Enrico Coen1,2, Anne-GaŽlle Rolland-Lagan1,2, Mark Matthews3, Andrew Bangham2, and Przemyslaw Prusinkiewicz3.
1 Department of Cell and Developmental Biology, John Innes Centre, Colney Lane, Norwich NR4 7UH, United Kingdom
2 School of Computing Sciences, University of East Anglia, Norwich NR4 7TJ, United Kingdom
3 Department of Computer Science, University of Calgary, 2500 University Drive N.W., Calgary, AB, Canada T2N 1N4

Abstract

Although much progress has been made in understanding how gene expression patterns are established during development, much less is known about how these patterns are related to the growth of biological shapes. Here we describe conceptual and experimental approaches to bridging this gap, with particular reference to plant development where lack of cell movement simplifies matters. Growth and shape change in plants can be fully described with four types of regional parameter: growth rate, anisotropy, direction, and rotation. A key requirement is to understand how these parameters both influence and respond to the action of genes.

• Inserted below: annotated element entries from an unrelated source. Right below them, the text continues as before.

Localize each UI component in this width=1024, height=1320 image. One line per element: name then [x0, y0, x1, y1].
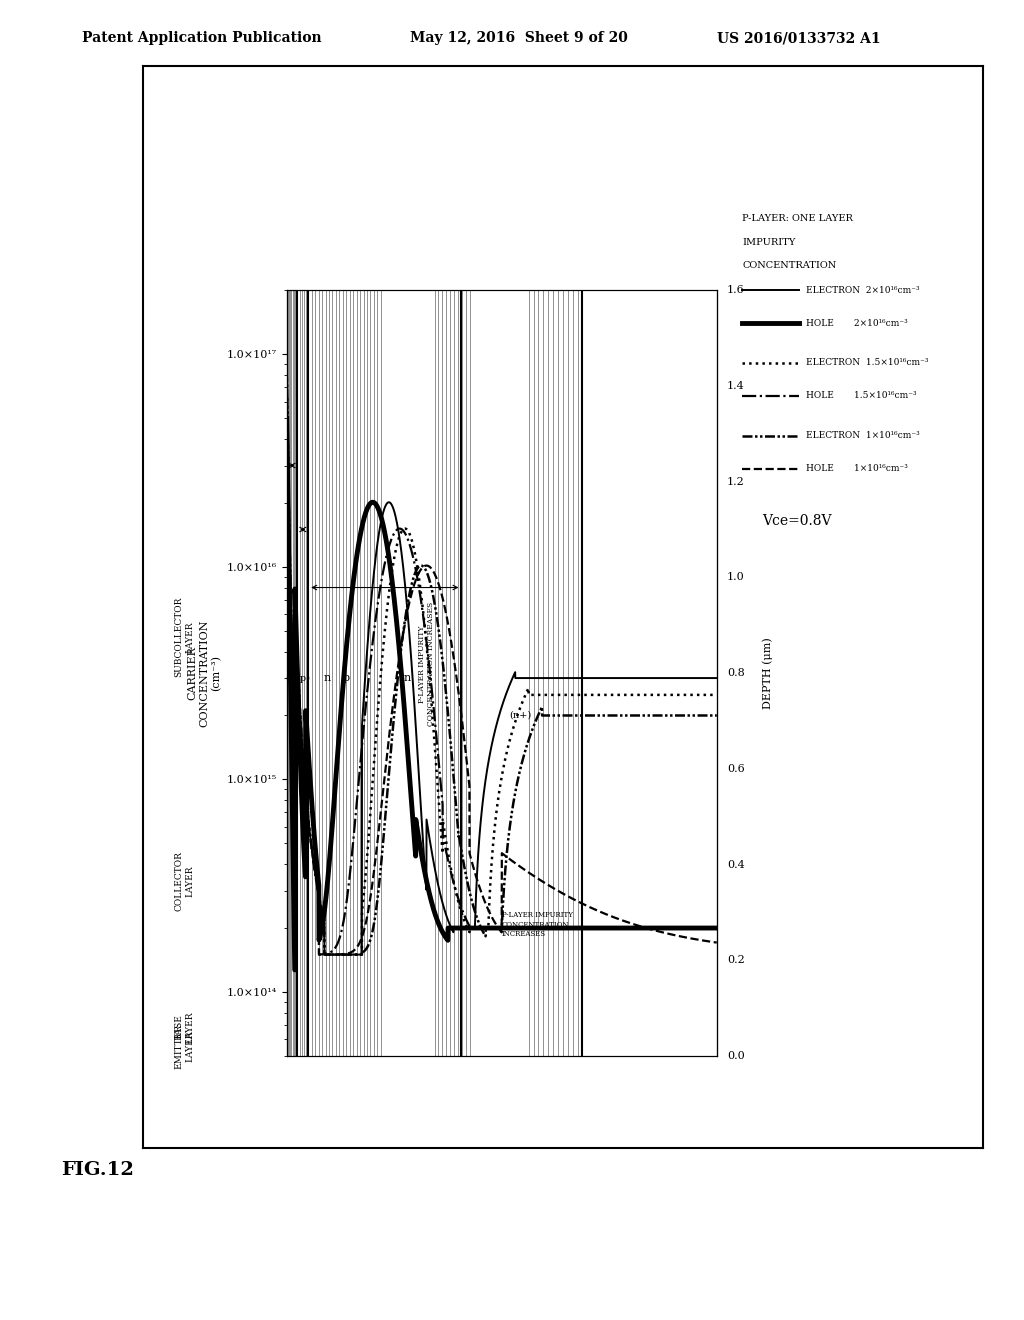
hole 2e16 — [656, 920, 669, 936]
Text: HOLE       2×10¹⁶cm⁻³: HOLE 2×10¹⁶cm⁻³ — [806, 319, 908, 327]
Text: Vce=0.8V: Vce=0.8V — [762, 515, 831, 528]
Line: hole 2e16: hole 2e16 — [287, 418, 717, 970]
e 1e16 — [445, 748, 458, 764]
e 2e16 — [702, 671, 715, 686]
Text: 1.0: 1.0 — [727, 573, 744, 582]
Line: e 1e16: e 1e16 — [287, 372, 717, 954]
e 2e16 — [656, 671, 669, 686]
Text: 1.4: 1.4 — [727, 381, 744, 391]
hole 2e16 — [702, 920, 715, 936]
Text: (p): (p) — [296, 673, 310, 682]
hole 2e16 — [355, 521, 368, 537]
hole 1e16 — [711, 935, 723, 950]
Text: ELECTRON  1×10¹⁶cm⁻³: ELECTRON 1×10¹⁶cm⁻³ — [806, 432, 920, 440]
hole 2e16 — [464, 920, 476, 936]
e 1.5e16 — [702, 686, 715, 702]
Text: 0.0: 0.0 — [727, 1051, 744, 1061]
Line: hole 1.5e16: hole 1.5e16 — [287, 418, 717, 970]
e 1e16 — [281, 364, 293, 380]
hole 1.5e16 — [702, 920, 715, 936]
Text: May 12, 2016  Sheet 9 of 20: May 12, 2016 Sheet 9 of 20 — [410, 32, 628, 45]
e 1.5e16 — [656, 686, 669, 702]
Text: 0.2: 0.2 — [727, 956, 744, 965]
e 2e16 — [464, 920, 476, 936]
e 1.5e16 — [445, 865, 458, 880]
hole 1e16 — [355, 931, 368, 946]
Text: CONCENTRATION: CONCENTRATION — [742, 260, 837, 269]
Text: DEPTH (μm): DEPTH (μm) — [763, 638, 773, 709]
hole 1e16 — [330, 946, 342, 962]
Text: (n): (n) — [285, 673, 299, 682]
e 1.5e16 — [355, 946, 368, 962]
Text: ELECTRON  2×10¹⁶cm⁻³: ELECTRON 2×10¹⁶cm⁻³ — [806, 286, 920, 294]
Line: e 1.5e16: e 1.5e16 — [287, 372, 717, 954]
Text: BASE
LAYER: BASE LAYER — [175, 1011, 194, 1043]
Text: HOLE       1.5×10¹⁶cm⁻³: HOLE 1.5×10¹⁶cm⁻³ — [806, 392, 916, 400]
hole 1e16 — [464, 849, 476, 865]
hole 2e16 — [445, 920, 458, 936]
Text: Patent Application Publication: Patent Application Publication — [82, 32, 322, 45]
Text: 1.6: 1.6 — [727, 285, 744, 296]
Text: FIG.12: FIG.12 — [61, 1160, 134, 1179]
hole 2e16 — [711, 920, 723, 936]
e 2e16 — [318, 946, 331, 962]
e 1e16 — [702, 708, 715, 723]
Text: ELECTRON  1.5×10¹⁶cm⁻³: ELECTRON 1.5×10¹⁶cm⁻³ — [806, 359, 929, 367]
hole 1.5e16 — [711, 920, 723, 936]
hole 1.5e16 — [656, 920, 669, 936]
Text: 0.6: 0.6 — [727, 764, 744, 774]
e 1e16 — [464, 887, 476, 903]
e 2e16 — [330, 946, 342, 962]
e 1e16 — [711, 708, 723, 723]
Text: 0.8: 0.8 — [727, 668, 744, 678]
hole 1.5e16 — [289, 962, 301, 978]
Text: US 2016/0133732 A1: US 2016/0133732 A1 — [717, 32, 881, 45]
Text: 0.4: 0.4 — [727, 859, 744, 870]
Text: SUBCOLLECTOR
LAYER: SUBCOLLECTOR LAYER — [175, 597, 194, 677]
Text: n: n — [404, 673, 412, 682]
e 1e16 — [330, 946, 342, 962]
hole 2e16 — [330, 770, 342, 785]
e 2e16 — [711, 671, 723, 686]
e 2e16 — [445, 921, 458, 937]
hole 1.5e16 — [281, 411, 293, 426]
Line: e 2e16: e 2e16 — [287, 372, 717, 954]
Text: EMITTER
LAYER: EMITTER LAYER — [175, 1024, 194, 1069]
Text: p: p — [342, 673, 349, 682]
hole 1.5e16 — [330, 939, 342, 954]
e 1.5e16 — [330, 946, 342, 962]
e 1.5e16 — [318, 946, 331, 962]
hole 2e16 — [281, 411, 293, 426]
Text: P-LAYER: ONE LAYER: P-LAYER: ONE LAYER — [742, 214, 853, 223]
e 2e16 — [355, 946, 368, 962]
e 1.5e16 — [711, 686, 723, 702]
e 2e16 — [281, 364, 293, 380]
hole 1e16 — [289, 962, 301, 978]
Y-axis label: CARRIER
CONCENTRATION
(cm⁻³): CARRIER CONCENTRATION (cm⁻³) — [187, 619, 221, 727]
Text: (n+): (n+) — [510, 711, 531, 719]
Text: P-LAYER IMPURITY
CONCENTRATION
INCREASES: P-LAYER IMPURITY CONCENTRATION INCREASES — [502, 911, 572, 937]
hole 1.5e16 — [355, 743, 368, 759]
e 1.5e16 — [464, 920, 476, 936]
hole 1e16 — [656, 924, 669, 940]
hole 1e16 — [281, 411, 293, 426]
Text: IMPURITY: IMPURITY — [742, 238, 796, 247]
hole 1.5e16 — [464, 920, 476, 936]
hole 1e16 — [702, 933, 715, 949]
e 1e16 — [355, 946, 368, 962]
Text: P-LAYER IMPURITY
CONCENTRATION INCREASES: P-LAYER IMPURITY CONCENTRATION INCREASES — [418, 602, 435, 726]
e 1e16 — [318, 946, 331, 962]
hole 1e16 — [445, 638, 458, 653]
Line: hole 1e16: hole 1e16 — [287, 418, 717, 970]
Text: 1.2: 1.2 — [727, 477, 744, 487]
e 1.5e16 — [281, 364, 293, 380]
e 1e16 — [656, 708, 669, 723]
Text: COLLECTOR
LAYER: COLLECTOR LAYER — [175, 851, 194, 911]
Text: HOLE       1×10¹⁶cm⁻³: HOLE 1×10¹⁶cm⁻³ — [806, 465, 908, 473]
Text: n: n — [324, 673, 331, 682]
hole 1.5e16 — [445, 867, 458, 883]
hole 2e16 — [289, 962, 301, 978]
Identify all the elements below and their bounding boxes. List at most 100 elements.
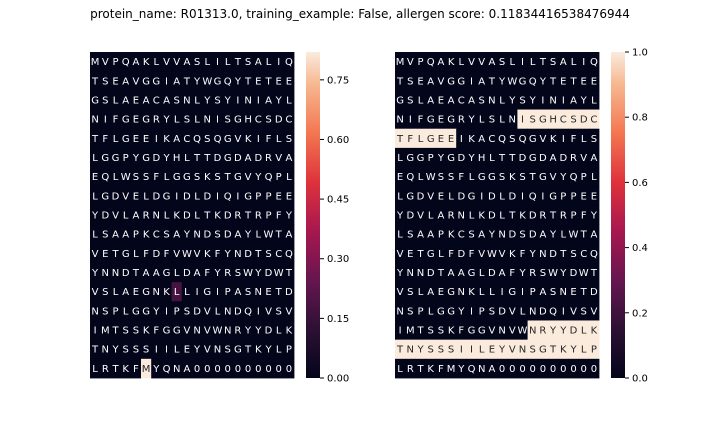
heatmap-cell [497,128,508,149]
heatmap-cell [253,301,264,321]
heatmap-cell [497,147,508,168]
cell-letter: T [132,268,140,279]
heatmap-cell [273,109,285,130]
cell-letter: L [276,326,282,337]
heatmap-cell [243,109,254,130]
cell-letter: G [549,191,557,202]
cell-letter: A [183,57,190,68]
cell-letter: 0 [560,364,566,375]
heatmap-cell [90,320,101,341]
cell-letter: V [132,76,139,87]
cell-letter: Q [427,57,435,68]
heatmap-cell [232,52,244,72]
heatmap-cell [110,243,121,264]
cell-letter: Q [529,76,537,87]
cell-letter: H [173,153,181,164]
cell-letter: G [437,306,445,317]
cell-letter: P [417,306,423,317]
cell-letter: S [235,268,241,279]
colorbar-tick-label: 0.45 [327,195,349,206]
heatmap-cell [486,186,498,206]
cell-letter: L [266,57,272,68]
heatmap-cell [120,224,132,245]
cell-letter: P [417,57,423,68]
heatmap-cell [253,71,264,91]
heatmap-cell [273,90,285,110]
cell-letter: S [407,230,413,241]
cell-letter: 0 [540,364,546,375]
cell-letter: 0 [286,364,292,375]
cell-letter: G [478,172,486,183]
cell-letter: R [234,211,241,222]
heatmap-cell [486,128,498,149]
heatmap-cell [130,282,142,302]
heatmap-cell [202,71,213,91]
heatmap-cell [253,224,264,245]
heatmap-cell [171,358,183,379]
heatmap-cell [456,301,467,321]
heatmap-cell [232,90,244,110]
cell-letter: A [163,95,170,106]
cell-letter: G [529,134,537,145]
cell-letter: Y [559,172,567,183]
cell-letter: P [265,211,271,222]
heatmap-cell [456,358,467,379]
cell-letter: N [519,345,526,356]
heatmap-cell [181,71,193,91]
heatmap-cell [100,224,111,245]
cell-letter: Y [254,172,262,183]
cell-letter: A [448,268,455,279]
cell-letter: G [447,115,455,126]
heatmap-cell [497,339,508,360]
cell-letter: L [276,134,282,145]
cell-letter: A [234,287,241,298]
heatmap-cell [588,224,600,245]
cell-letter: V [92,249,99,260]
cell-letter: G [142,76,150,87]
cell-letter: Y [91,211,99,222]
cell-letter: F [143,249,149,260]
cell-letter: V [478,57,485,68]
cell-letter: G [173,172,181,183]
heatmap-cell [446,186,457,206]
heatmap-cell [578,358,590,379]
heatmap-cell [110,205,121,225]
cell-letter: S [143,172,149,183]
cell-letter: F [571,134,577,145]
cell-letter: Y [498,76,506,87]
cell-letter: M [406,326,415,337]
cell-letter: L [174,268,180,279]
heatmap-cell [456,224,467,245]
cell-letter: G [214,76,222,87]
cell-letter: Y [193,345,201,356]
cell-letter: P [255,191,261,202]
cell-letter: L [561,230,567,241]
heatmap-cell [110,128,121,149]
cell-letter: Y [162,153,170,164]
cell-letter: K [163,287,170,298]
heatmap-cell [192,90,203,110]
cell-letter: Q [214,134,222,145]
heatmap-cell [130,339,142,360]
cell-letter: G [183,172,191,183]
heatmap-cell [283,224,295,245]
heatmap-cell [568,90,579,110]
cell-letter: L [479,345,485,356]
heatmap-cell [161,90,172,110]
heatmap-cell [497,224,508,245]
heatmap-cell [435,167,447,187]
heatmap-cell [130,128,142,149]
cell-letter: S [184,115,190,126]
cell-letter: P [112,57,118,68]
cell-letter: D [508,191,516,202]
heatmap-cell [212,186,223,206]
heatmap-cell [415,186,426,206]
cell-letter: A [132,57,139,68]
cell-letter: N [173,364,180,375]
heatmap-cell [243,262,254,283]
cell-letter: T [111,249,119,260]
heatmap-cell [100,71,111,91]
heatmap-cell [568,282,579,302]
heatmap-cell [273,52,285,72]
cell-letter: W [548,268,558,279]
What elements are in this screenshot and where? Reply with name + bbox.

This can be addressed by using mechanistic models that capture interactions among three components: regional identities, regionalizing morphogens, and polarizing morphogens. By incorporating these interactions within a growing framework, it is possible to generate shape changes and associated gene expression patterns according to particular hypotheses. The results can be compared with experimental observations of growth of normal and mutant forms, allowing further hypotheses and experiments to be formulated. We illustrate these principles with a study of snapdragon petal growth.

Reference

E. Coen, A.-G. Rolland-Lagan, M. Matthews, A. Bangham, P. Prusinkiewicz: The genetics of geometry. Proceedings of the National Academy of Sciences 101 (14), pp. 4728-4735.